Current numbers after one month with the gateway in place:

Caption API spend: down 61% (semantic cache hit rate of 47%)
Caption-step latency p95: 340ms to 110ms on cache hits
Failed render rate from upstream LLM issues: 0.31% to 0.04%
New cost share for captions: 22% to 8.2%

Trade-offs and Limitations

Quantisation to int8 cost me about three weekends of calibration tuning. For very high-end fashion shoots where we render at 2048x2048, the quality drop becomes visible in fine fabric weave.
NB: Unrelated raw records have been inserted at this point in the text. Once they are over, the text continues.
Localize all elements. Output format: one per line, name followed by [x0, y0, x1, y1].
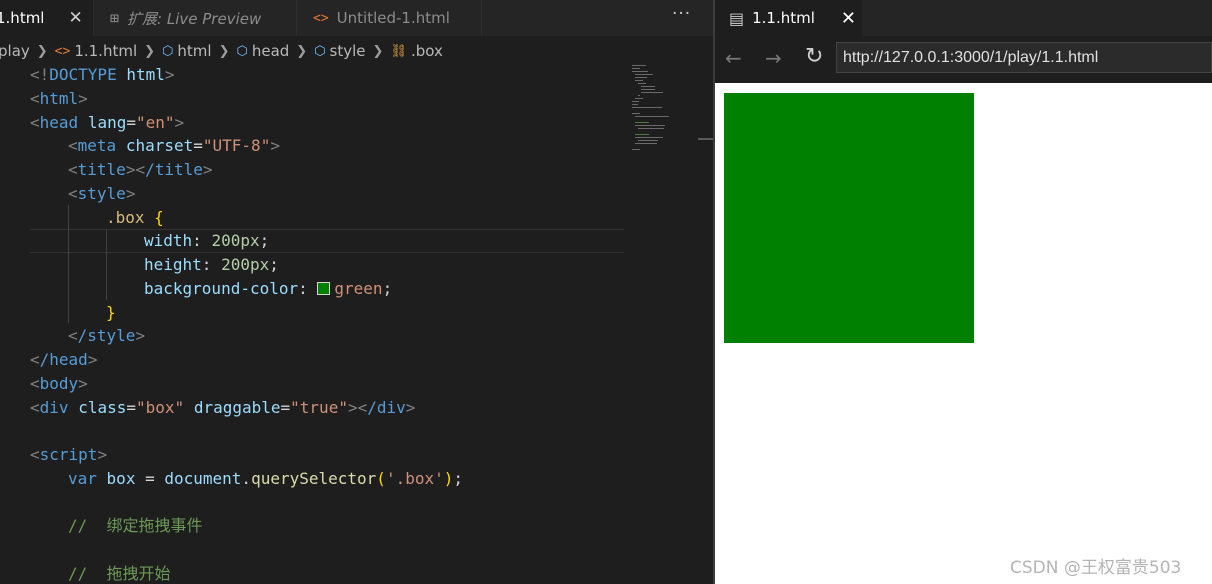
chevron-right-icon: ❯ [296, 43, 308, 59]
breadcrumb-item-play[interactable]: play [0, 42, 30, 60]
code-line-14: <body> [30, 374, 88, 393]
breadcrumb-item-file[interactable]: 1.1.html [74, 42, 137, 60]
breadcrumb-item-head[interactable]: head [252, 42, 289, 60]
close-icon[interactable]: ✕ [841, 8, 856, 29]
minimap[interactable] [630, 63, 675, 153]
tab-label: 1.html [0, 9, 45, 27]
breadcrumb: play ❯ <> 1.1.html ❯ ⬡ html ❯ ⬡ head ❯ ⬡… [0, 40, 443, 62]
code-line-6: <style> [68, 184, 136, 203]
code-line-18: var box = document.querySelector('.box')… [68, 469, 464, 488]
chevron-right-icon: ❯ [218, 43, 230, 59]
code-line-13: </head> [30, 350, 98, 369]
element-icon: ⬡ [162, 43, 174, 59]
chevron-right-icon: ❯ [144, 43, 156, 59]
color-swatch-icon[interactable] [317, 282, 331, 295]
tab-label: 扩展: Live Preview [127, 9, 262, 28]
browser-nav-bar: ← → ↻ http://127.0.0.1:3000/1/play/1.1.h… [715, 36, 1212, 83]
tab-live-preview[interactable]: ⊞ 扩展: Live Preview [94, 0, 297, 36]
code-line-15: <div class="box" draggable="true"></div> [30, 398, 416, 417]
forward-arrow-icon[interactable]: → [765, 46, 782, 70]
tab-untitled-1[interactable]: <> Untitled-1.html [297, 0, 482, 36]
element-icon: ⬡ [314, 43, 326, 59]
address-bar[interactable]: http://127.0.0.1:3000/1/play/1.1.html [836, 42, 1212, 73]
scrollbar-thumb[interactable] [698, 138, 714, 140]
code-line-1: <!DOCTYPE html> [30, 65, 175, 84]
code-line-5: <title></title> [68, 160, 213, 179]
code-line-9: height: 200px; [144, 255, 279, 274]
browser-preview-icon: ▤ [729, 8, 745, 28]
current-line-highlight [30, 229, 624, 253]
code-line-11: } [106, 303, 116, 322]
html-file-icon: <> [54, 43, 71, 59]
element-icon: ⬡ [236, 43, 248, 59]
chevron-right-icon: ❯ [36, 43, 48, 59]
code-line-10: background-color: green; [144, 279, 393, 298]
tab-1-html[interactable]: 1.html ✕ [0, 0, 94, 36]
code-line-8: width: 200px; [144, 231, 270, 250]
chevron-right-icon: ❯ [372, 43, 384, 59]
back-arrow-icon[interactable]: ← [725, 46, 742, 70]
extensions-icon: ⊞ [110, 9, 120, 27]
indent-guide [68, 205, 69, 323]
tab-preview[interactable]: ▤ 1.1.html ✕ [715, 0, 862, 36]
indent-guide [106, 229, 107, 300]
more-actions-icon[interactable]: ··· [672, 4, 691, 24]
code-line-17: <script> [30, 445, 108, 464]
watermark: CSDN @王权富贵503 [1010, 558, 1182, 578]
editor-tab-bar: 1.html ✕ ⊞ 扩展: Live Preview <> Untitled-… [0, 0, 714, 36]
breadcrumb-item-box[interactable]: .box [411, 42, 443, 60]
code-line-2: <html> [30, 89, 88, 108]
code-line-4: <meta charset="UTF-8"> [68, 136, 280, 155]
code-editor[interactable]: 1.html ✕ ⊞ 扩展: Live Preview <> Untitled-… [0, 0, 714, 584]
selector-icon: ⛓ [390, 43, 407, 59]
code-line-12: </style> [68, 326, 146, 345]
breadcrumb-item-html[interactable]: html [177, 42, 211, 60]
tab-label: Untitled-1.html [336, 9, 450, 27]
code-line-22: // 拖拽开始 [68, 564, 171, 583]
close-icon[interactable]: ✕ [68, 8, 82, 28]
code-line-3: <head lang="en"> [30, 113, 185, 132]
code-line-7: .box { [106, 208, 164, 227]
html-file-icon: <> [313, 10, 329, 26]
green-box[interactable] [724, 93, 974, 343]
code-line-20: // 绑定拖拽事件 [68, 516, 203, 535]
breadcrumb-item-style[interactable]: style [330, 42, 366, 60]
preview-tab-bar: ▤ 1.1.html ✕ [715, 0, 1212, 36]
tab-label: 1.1.html [752, 9, 815, 27]
refresh-icon[interactable]: ↻ [805, 44, 823, 69]
live-preview-panel: ▤ 1.1.html ✕ ← → ↻ http://127.0.0.1:3000… [715, 0, 1212, 584]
We keep an fp16 path for those.

The semantic cache occasionally returns a "close enough" caption that doesn't match a niche product category. For our long-tail (about 4% of requests), I disable the cache via a header per-call. The gateway supports this through request metadata.

Bifrost's clustering features are gated to enterprise, which fine for our scale, but if I were running this across three regions I'd want to evaluate that cost honestly. Portkey's pricing for similar features came in lower for the team-collaboration tier.

I haven't migrated the image-generation outputs themselves through the gateway. The UNet runs on our own GPUs, not behind an LLM API, so the gateway adds no value there. Don't put infrastructure in places it doesn't earn its keep.